NKI-CCB / DISCOVER

DISCOVER co-occurrence and mutual exclusivity analysis for cancer genomics data
Apache License 2.0
27 stars 6 forks source link

Type Error in python #13

Closed SBNoor closed 1 year ago

SBNoor commented 2 years ago

I've created a mut matrix using maf file. It is a binary file as stated in documentation for Python. However, when I run discover.DiscoverMatrix(mut) I get the following error:

discover

Can you give me some insight as to what must be causing this type error? My dataframe is of shape 1367 rows × 3018 columns and looks like:

Screenshot 2021-07-22 at 12 06 57

scanisius commented 2 years ago

Thanks for reporting this issue. A possible cause of this error is that your mut object is not a pandas DataFrame. Could that be the case? If it is a DataFrame, could you tell me what version of pandas you are using?

SBNoor commented 2 years ago

It is pandas version 1.1.5. And I figured it out that I am supposed to use a pandas dataframe and it works. However when I use pairwise_discover_test() for mutual exclusivity I get the following error:

discover

And events is of type discover.data.DiscoverMatrix and subset is of type pandas.core.series.Series. Do I need to install another version of pandas?

scanisius commented 2 years ago

The .ix attribute that is mentioned in the error message was deprecated in pandas version 1.0. So a short-term fix would be to install pandas < 1.0.

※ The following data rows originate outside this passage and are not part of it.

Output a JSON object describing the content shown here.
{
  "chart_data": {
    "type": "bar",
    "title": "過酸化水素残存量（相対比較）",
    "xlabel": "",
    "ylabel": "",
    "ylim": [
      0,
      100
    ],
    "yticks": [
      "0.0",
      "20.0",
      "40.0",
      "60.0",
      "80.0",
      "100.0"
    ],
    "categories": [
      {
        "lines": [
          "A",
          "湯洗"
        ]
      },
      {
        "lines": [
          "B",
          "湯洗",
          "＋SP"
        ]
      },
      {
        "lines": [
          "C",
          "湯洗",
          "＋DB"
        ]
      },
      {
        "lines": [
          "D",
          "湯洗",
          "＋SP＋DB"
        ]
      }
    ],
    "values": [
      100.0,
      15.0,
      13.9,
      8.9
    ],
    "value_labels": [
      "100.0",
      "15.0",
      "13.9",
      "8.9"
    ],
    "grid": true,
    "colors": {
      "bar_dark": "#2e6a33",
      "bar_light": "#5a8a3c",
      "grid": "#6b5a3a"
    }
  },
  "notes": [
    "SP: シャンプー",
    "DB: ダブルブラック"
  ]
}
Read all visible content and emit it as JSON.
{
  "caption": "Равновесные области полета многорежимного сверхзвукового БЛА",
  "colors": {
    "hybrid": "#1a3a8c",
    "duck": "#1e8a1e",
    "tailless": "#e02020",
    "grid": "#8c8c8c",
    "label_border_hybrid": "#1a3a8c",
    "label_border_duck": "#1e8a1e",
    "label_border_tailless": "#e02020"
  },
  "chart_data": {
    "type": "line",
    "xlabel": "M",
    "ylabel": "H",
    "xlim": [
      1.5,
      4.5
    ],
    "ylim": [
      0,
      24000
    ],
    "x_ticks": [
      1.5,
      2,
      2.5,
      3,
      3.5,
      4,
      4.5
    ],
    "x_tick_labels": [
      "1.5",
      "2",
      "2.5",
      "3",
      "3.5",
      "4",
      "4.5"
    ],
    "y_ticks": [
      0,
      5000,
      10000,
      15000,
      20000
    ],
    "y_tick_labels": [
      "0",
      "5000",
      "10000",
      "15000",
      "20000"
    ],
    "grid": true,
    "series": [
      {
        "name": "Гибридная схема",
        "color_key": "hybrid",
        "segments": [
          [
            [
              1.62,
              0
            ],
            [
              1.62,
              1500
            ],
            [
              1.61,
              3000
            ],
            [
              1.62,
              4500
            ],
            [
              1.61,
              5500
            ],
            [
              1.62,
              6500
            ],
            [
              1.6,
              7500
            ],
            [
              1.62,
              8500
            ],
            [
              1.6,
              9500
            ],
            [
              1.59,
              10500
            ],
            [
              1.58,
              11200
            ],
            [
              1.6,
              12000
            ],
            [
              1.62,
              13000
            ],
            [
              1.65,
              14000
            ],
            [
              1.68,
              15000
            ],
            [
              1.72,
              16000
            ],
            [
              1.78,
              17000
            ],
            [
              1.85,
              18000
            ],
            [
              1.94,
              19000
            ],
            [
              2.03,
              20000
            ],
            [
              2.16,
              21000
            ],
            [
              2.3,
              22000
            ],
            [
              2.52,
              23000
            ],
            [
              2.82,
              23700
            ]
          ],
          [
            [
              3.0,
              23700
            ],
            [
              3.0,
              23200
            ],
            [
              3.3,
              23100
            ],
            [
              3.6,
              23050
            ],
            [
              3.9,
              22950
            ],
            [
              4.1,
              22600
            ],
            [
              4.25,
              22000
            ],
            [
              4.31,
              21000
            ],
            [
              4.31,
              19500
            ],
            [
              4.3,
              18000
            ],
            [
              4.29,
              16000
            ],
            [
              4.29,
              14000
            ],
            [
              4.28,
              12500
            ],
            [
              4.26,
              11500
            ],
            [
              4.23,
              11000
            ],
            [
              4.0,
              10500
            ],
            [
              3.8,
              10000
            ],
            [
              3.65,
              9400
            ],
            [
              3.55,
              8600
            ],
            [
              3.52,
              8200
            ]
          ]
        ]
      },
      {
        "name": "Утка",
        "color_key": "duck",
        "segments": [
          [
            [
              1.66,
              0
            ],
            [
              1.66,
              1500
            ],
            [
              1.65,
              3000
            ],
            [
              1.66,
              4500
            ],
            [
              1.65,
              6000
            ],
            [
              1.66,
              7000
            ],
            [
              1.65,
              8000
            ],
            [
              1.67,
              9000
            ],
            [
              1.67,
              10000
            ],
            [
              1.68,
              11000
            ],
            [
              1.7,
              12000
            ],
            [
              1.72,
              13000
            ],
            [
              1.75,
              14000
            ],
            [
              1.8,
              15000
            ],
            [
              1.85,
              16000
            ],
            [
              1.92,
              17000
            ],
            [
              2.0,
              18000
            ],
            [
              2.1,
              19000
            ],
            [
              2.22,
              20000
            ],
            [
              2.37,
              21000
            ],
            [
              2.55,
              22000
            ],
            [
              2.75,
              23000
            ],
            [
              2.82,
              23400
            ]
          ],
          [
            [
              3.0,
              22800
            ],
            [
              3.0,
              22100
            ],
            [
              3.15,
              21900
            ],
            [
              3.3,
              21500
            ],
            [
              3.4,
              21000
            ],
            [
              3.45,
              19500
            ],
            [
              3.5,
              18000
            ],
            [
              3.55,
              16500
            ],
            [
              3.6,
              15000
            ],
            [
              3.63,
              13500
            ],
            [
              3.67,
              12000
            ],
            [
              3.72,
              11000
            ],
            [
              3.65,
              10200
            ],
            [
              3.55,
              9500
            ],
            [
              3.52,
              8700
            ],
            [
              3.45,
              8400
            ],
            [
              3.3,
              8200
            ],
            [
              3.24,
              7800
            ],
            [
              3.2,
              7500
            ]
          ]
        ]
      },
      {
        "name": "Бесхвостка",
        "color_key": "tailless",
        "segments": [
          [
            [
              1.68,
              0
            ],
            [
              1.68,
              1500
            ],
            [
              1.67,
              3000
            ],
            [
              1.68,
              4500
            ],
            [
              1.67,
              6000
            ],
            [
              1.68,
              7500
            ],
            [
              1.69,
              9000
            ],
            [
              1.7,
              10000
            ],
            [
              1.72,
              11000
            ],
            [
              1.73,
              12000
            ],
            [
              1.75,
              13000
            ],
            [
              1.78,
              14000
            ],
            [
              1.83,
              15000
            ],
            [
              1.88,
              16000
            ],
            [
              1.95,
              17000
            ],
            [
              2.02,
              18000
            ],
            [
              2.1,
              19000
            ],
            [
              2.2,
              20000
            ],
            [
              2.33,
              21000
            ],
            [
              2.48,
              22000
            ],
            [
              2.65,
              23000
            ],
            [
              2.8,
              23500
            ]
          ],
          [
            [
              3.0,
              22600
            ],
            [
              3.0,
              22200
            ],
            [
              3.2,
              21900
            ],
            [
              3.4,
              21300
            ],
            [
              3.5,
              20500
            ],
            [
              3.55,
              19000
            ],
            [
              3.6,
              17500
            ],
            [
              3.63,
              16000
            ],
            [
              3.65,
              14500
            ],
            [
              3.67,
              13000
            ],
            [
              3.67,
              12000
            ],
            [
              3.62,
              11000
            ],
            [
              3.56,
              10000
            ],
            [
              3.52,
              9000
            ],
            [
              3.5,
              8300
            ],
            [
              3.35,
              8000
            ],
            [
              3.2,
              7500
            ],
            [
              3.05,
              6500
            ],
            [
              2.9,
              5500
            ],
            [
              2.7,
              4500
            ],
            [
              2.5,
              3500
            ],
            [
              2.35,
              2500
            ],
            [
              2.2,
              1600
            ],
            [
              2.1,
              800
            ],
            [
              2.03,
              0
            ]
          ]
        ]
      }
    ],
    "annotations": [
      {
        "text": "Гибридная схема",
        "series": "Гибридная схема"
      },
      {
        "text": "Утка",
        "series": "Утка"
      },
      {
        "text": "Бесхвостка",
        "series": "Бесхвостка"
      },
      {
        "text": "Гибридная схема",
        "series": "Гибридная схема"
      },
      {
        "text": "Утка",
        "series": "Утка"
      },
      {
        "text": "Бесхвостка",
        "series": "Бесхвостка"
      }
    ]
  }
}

A new release of the discover package is planned for early next week, which will contain a fix for this issue. It will also have some speed improvements. So even if you go for the short-term fix, I would recommend to check back next week.

SBNoor commented 2 years ago

Will it be possible to leave a comment here once you've updated the package?

scanisius commented 2 years ago

Sure. I will leave this issue open until the new version is published.

scanisius commented 2 years ago

Version 0.9.4 was released today. Among other things, it fixes the incompatibility with recent versions of pandas.

SBNoor commented 2 years ago

I see that newer version is supposed to be faster. I have a matrix of size 22000x11000. And I've been running the script on HPC for about 3 hours. Can you give a rough estimate about how long it would take normally?

scanisius commented 2 years ago

Indeed the latest release is quite a bit faster. However, yours is an extremely large data set, so this will still need a long time to finish. I am not able to say how long it would take for your data, but you may have to think in the order of days rather than hours. There are a few things I can suggest to try and speed things up:

scanisius commented 1 year ago

This issue has been inactive for a while now, so I am closing it. Please open a new issue if you are still experiencing problems with DISCOVER.